US 12,332,970 B2
Biological image transformation using machine-learning models
Herve Marie-Nelly, San Francisco, CA (US); and Jeevaa Velayutham, Puchong (MY)
Assigned to Insitro, Inc., South San Francisco, CA (US)
Filed by Insitro, Inc., South San Francisco, CA (US)
Filed on Jul. 18, 2022, as Appl. No. 17/867,537.
Application 17/867,537 is a division of application No. 17/480,047, filed on Sep. 20, 2021, granted, now 11,423,256.
Application 17/480,047 is a continuation of application No. PCT/US2021/049327, filed on Sep. 7, 2021.
Claims priority of provisional application 63/143,707, filed on Jan. 29, 2021.
Claims priority of provisional application 63/075,751, filed on Sep. 8, 2020.
Prior Publication US 2022/0358331 A1, Nov. 10, 2022
Int. Cl. G06F 18/214 (2023.01); A61B 5/00 (2006.01); A61B 10/00 (2006.01); G06F 18/2431 (2023.01); G06N 3/045 (2023.01); G06N 3/088 (2023.01); G06T 7/00 (2017.01); G06T 7/10 (2017.01)

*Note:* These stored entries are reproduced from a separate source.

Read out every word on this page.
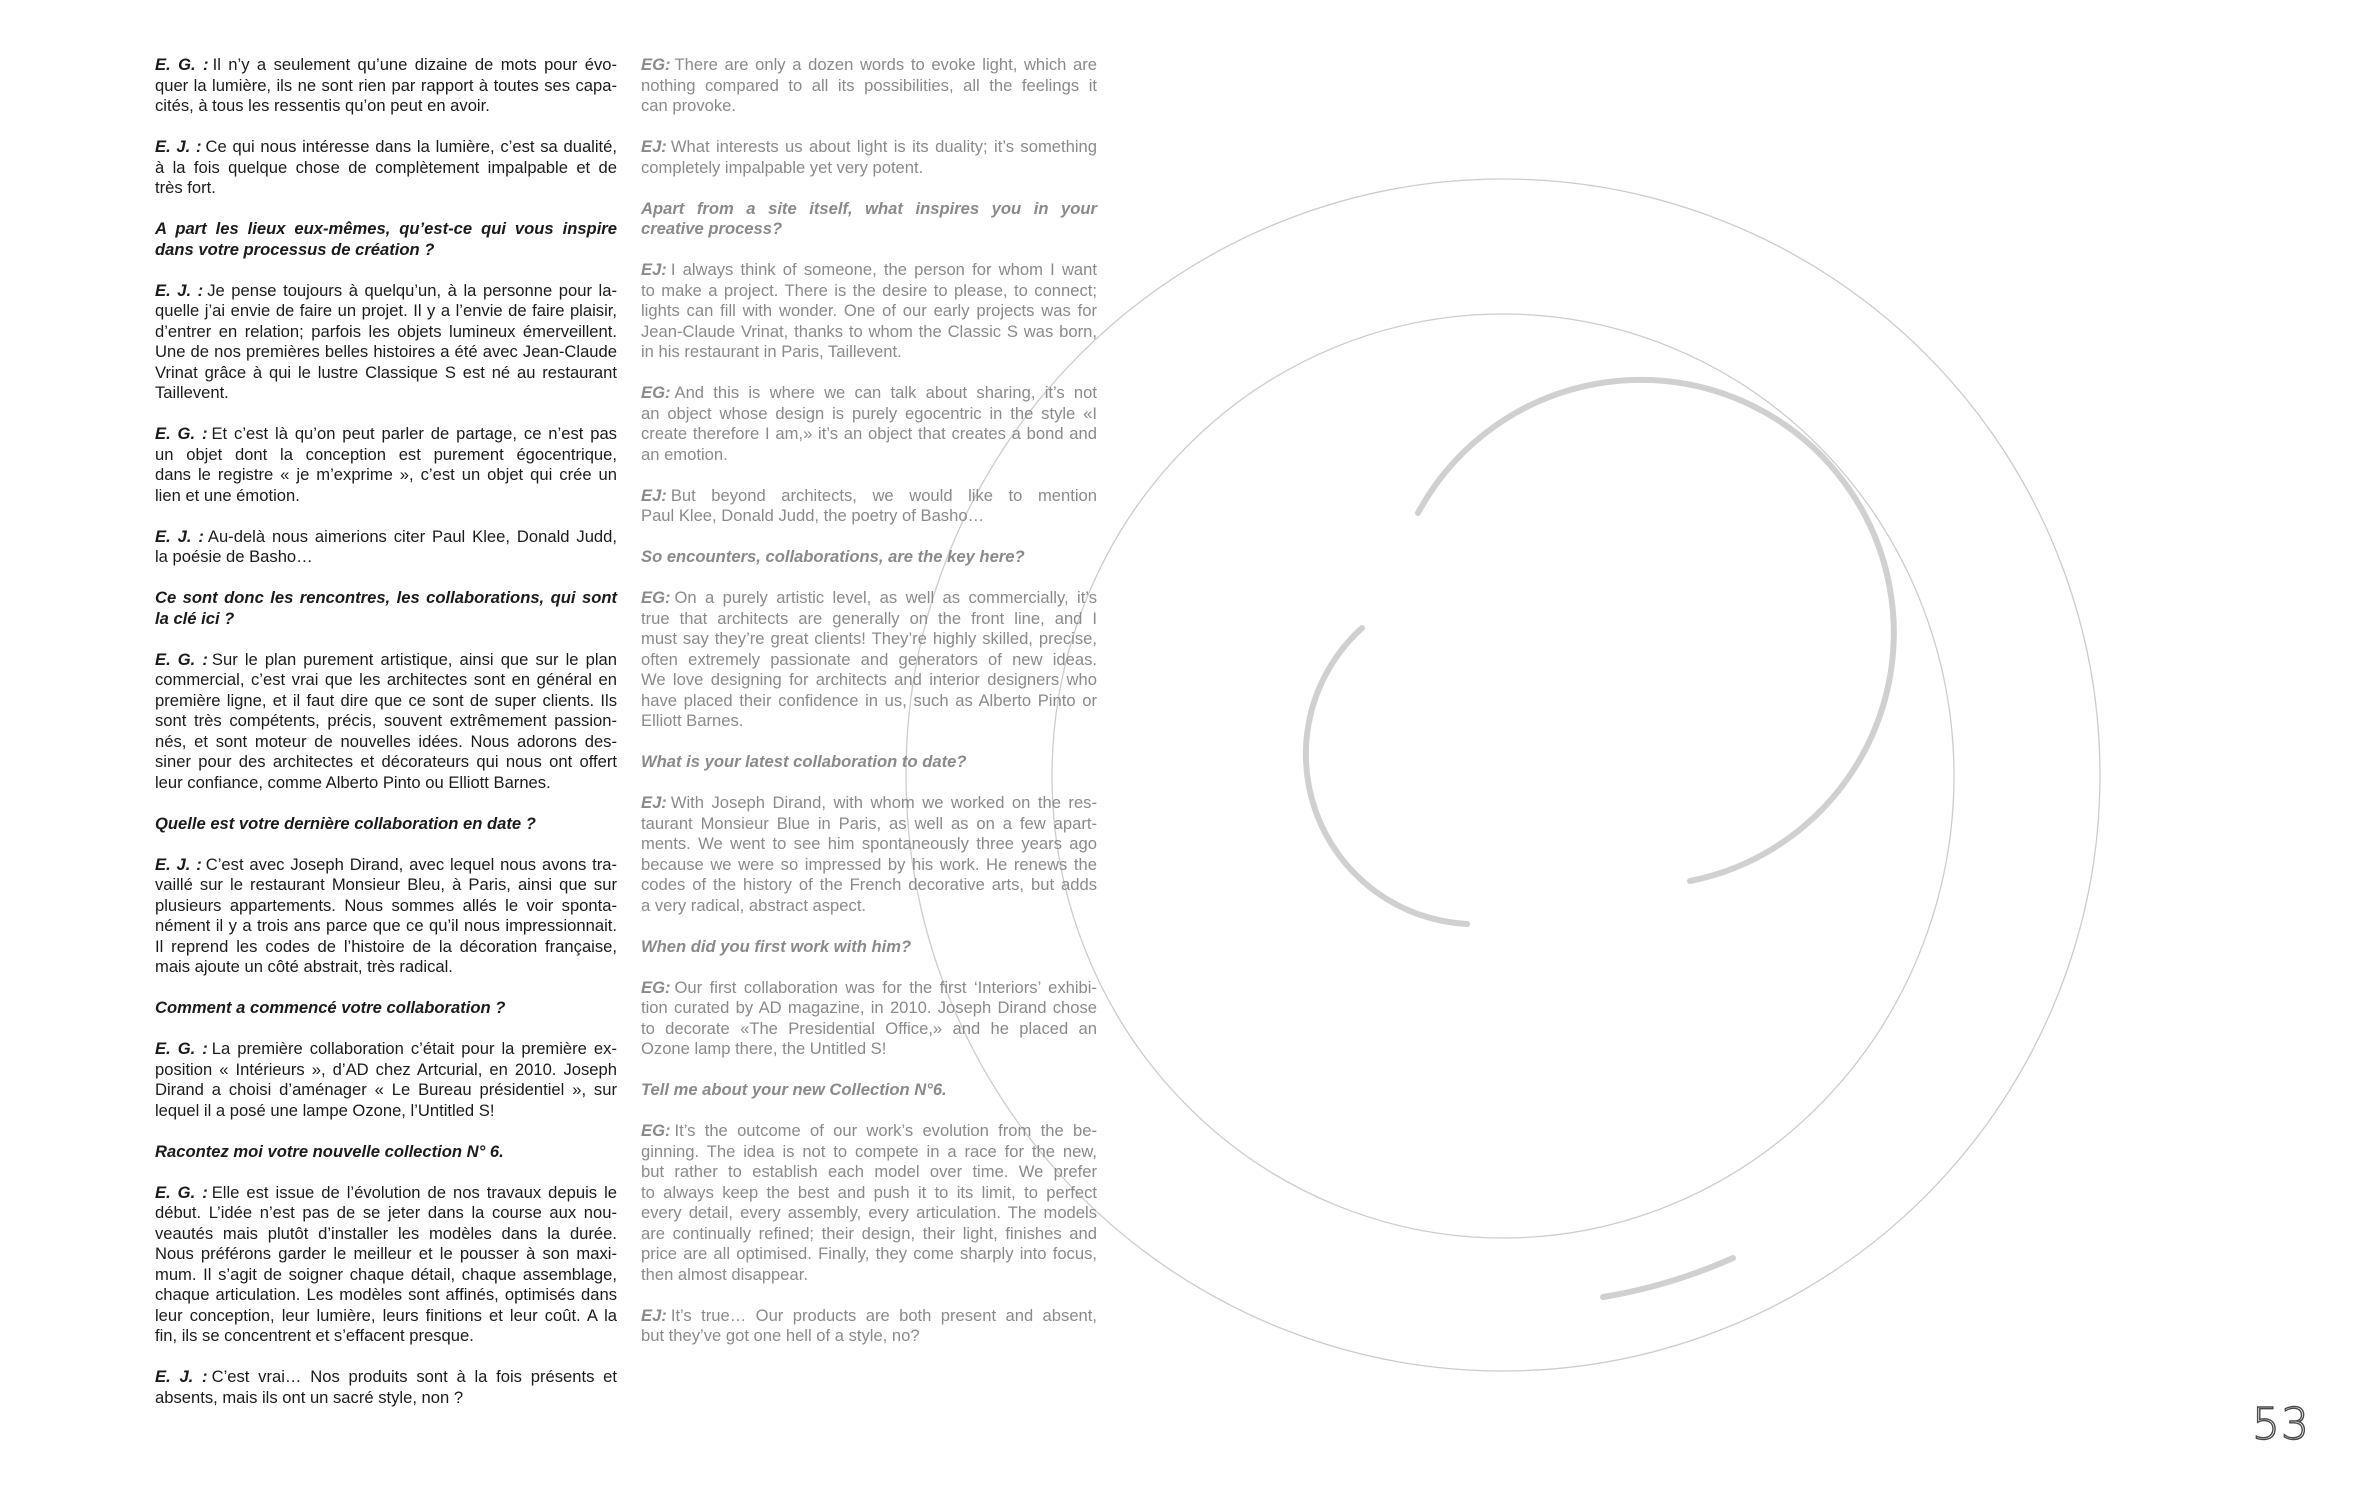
E. G. : Il n’y a seulement qu’une dizaine de mots pour évo-
quer la lumière, ils ne sont rien par rapport à toutes ses capa-
cités, à tous les ressentis qu’on peut en avoir.
E. J. : Ce qui nous intéresse dans la lumière, c’est sa dualité,
à la fois quelque chose de complètement impalpable et de
très fort.
A part les lieux eux-mêmes, qu’est-ce qui vous inspire
dans votre processus de création ?
E. J. : Je pense toujours à quelqu’un, à la personne pour la-
quelle j’ai envie de faire un projet. Il y a l’envie de faire plaisir,
d’entrer en relation; parfois les objets lumineux émerveillent.
Une de nos premières belles histoires a été avec Jean-Claude
Vrinat grâce à qui le lustre Classique S est né au restaurant
Taillevent.
E. G. : Et c’est là qu’on peut parler de partage, ce n’est pas
un objet dont la conception est purement égocentrique,
dans le registre « je m’exprime », c’est un objet qui crée un
lien et une émotion.
E. J. : Au-delà nous aimerions citer Paul Klee, Donald Judd,
la poésie de Basho…
Ce sont donc les rencontres, les collaborations, qui sont
la clé ici ?
E. G. : Sur le plan purement artistique, ainsi que sur le plan
commercial, c’est vrai que les architectes sont en général en
première ligne, et il faut dire que ce sont de super clients. Ils
sont très compétents, précis, souvent extrêmement passion-
nés, et sont moteur de nouvelles idées. Nous adorons des-
siner pour des architectes et décorateurs qui nous ont offert
leur confiance, comme Alberto Pinto ou Elliott Barnes.
Quelle est votre dernière collaboration en date ?
E. J. : C’est avec Joseph Dirand, avec lequel nous avons tra-
vaillé sur le restaurant Monsieur Bleu, à Paris, ainsi que sur
plusieurs appartements. Nous sommes allés le voir sponta-
nément il y a trois ans parce que ce qu’il nous impressionnait.
Il reprend les codes de l’histoire de la décoration française,
mais ajoute un côté abstrait, très radical.
Comment a commencé votre collaboration ?
E. G. : La première collaboration c’était pour la première ex-
position « Intérieurs », d’AD chez Artcurial, en 2010. Joseph
Dirand a choisi d’aménager « Le Bureau présidentiel », sur
lequel il a posé une lampe Ozone, l’Untitled S!
Racontez moi votre nouvelle collection N° 6.
E. G. : Elle est issue de l’évolution de nos travaux depuis le
début. L’idée n’est pas de se jeter dans la course aux nou-
veautés mais plutôt d’installer les modèles dans la durée.
Nous préférons garder le meilleur et le pousser à son maxi-
mum. Il s’agit de soigner chaque détail, chaque assemblage,
chaque articulation. Les modèles sont affinés, optimisés dans
leur conception, leur lumière, leurs finitions et leur coût. A la
fin, ils se concentrent et s’effacent presque.
E. J. : C’est vrai… Nos produits sont à la fois présents et
absents, mais ils ont un sacré style, non ?
EG: There are only a dozen words to evoke light, which are
nothing compared to all its possibilities, all the feelings it
can provoke.
EJ: What interests us about light is its duality; it’s something
completely impalpable yet very potent.
Apart from a site itself, what inspires you in your
creative process?
EJ: I always think of someone, the person for whom I want
to make a project. There is the desire to please, to connect;
lights can fill with wonder. One of our early projects was for
Jean-Claude Vrinat, thanks to whom the Classic S was born,
in his restaurant in Paris, Taillevent.
EG: And this is where we can talk about sharing, it’s not
an object whose design is purely egocentric in the style «I
create therefore I am,» it’s an object that creates a bond and
an emotion.
EJ: But beyond architects, we would like to mention
Paul Klee, Donald Judd, the poetry of Basho…
So encounters, collaborations, are the key here?
EG: On a purely artistic level, as well as commercially, it’s
true that architects are generally on the front line, and I
must say they’re great clients! They’re highly skilled, precise,
often extremely passionate and generators of new ideas.
We love designing for architects and interior designers who
have placed their confidence in us, such as Alberto Pinto or
Elliott Barnes.
What is your latest collaboration to date?
EJ: With Joseph Dirand, with whom we worked on the res-
taurant Monsieur Blue in Paris, as well as on a few apart-
ments. We went to see him spontaneously three years ago
because we were so impressed by his work. He renews the
codes of the history of the French decorative arts, but adds
a very radical, abstract aspect.
When did you first work with him?
EG: Our first collaboration was for the first ‘Interiors’ exhibi-
tion curated by AD magazine, in 2010. Joseph Dirand chose
to decorate «The Presidential Office,» and he placed an
Ozone lamp there, the Untitled S!
Tell me about your new Collection N°6.
EG: It’s the outcome of our work’s evolution from the be-
ginning. The idea is not to compete in a race for the new,
but rather to establish each model over time. We prefer
to always keep the best and push it to its limit, to perfect
every detail, every assembly, every articulation. The models
are continually refined; their design, their light, finishes and
price are all optimised. Finally, they come sharply into focus,
then almost disappear.
EJ: It’s true… Our products are both present and absent,
but they’ve got one hell of a style, no?
53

CPC G06F 18/214 (2023.01) [G06F 18/2431 (2023.01); G06N 3/045 (2023.01); G06N 3/088 (2013.01); G06T 7/0012 (2013.01); G06T 7/10 (2017.01); A61B 5/7267 (2013.01); A61B 10/00 (2013.01); G06T 2207/10056 (2013.01); G06T 2207/10064 (2013.01); G06T 2207/10152 (2013.01); G06T 2207/20081 (2013.01); G06T 2207/20084 (2013.01)] 30 Claims
OG exemplary drawing
 
1. A system for evaluating a treatment with respect to a disease of interest, comprising:
one or more processors;
a memory; and
one or more programs, wherein the one or more programs are stored in the memory and configured to be executed by the one or more processors, the one or more programs including instructions for:
receiving first one or more images depicting one or more untreated biological samples affected by the disease of interest;
receiving second one or more images depicting one or more treated biological samples affected by the disease of interest and treated by the treatment;
inputting the first one or more images into a trained machine-learning model to obtain first one or more transformed images;
inputting the second one or more images into the trained machine-learning model to obtain second one or more transformed images;
comparing the first one or more transformed images and the second one or more transformed images to evaluate the treatment.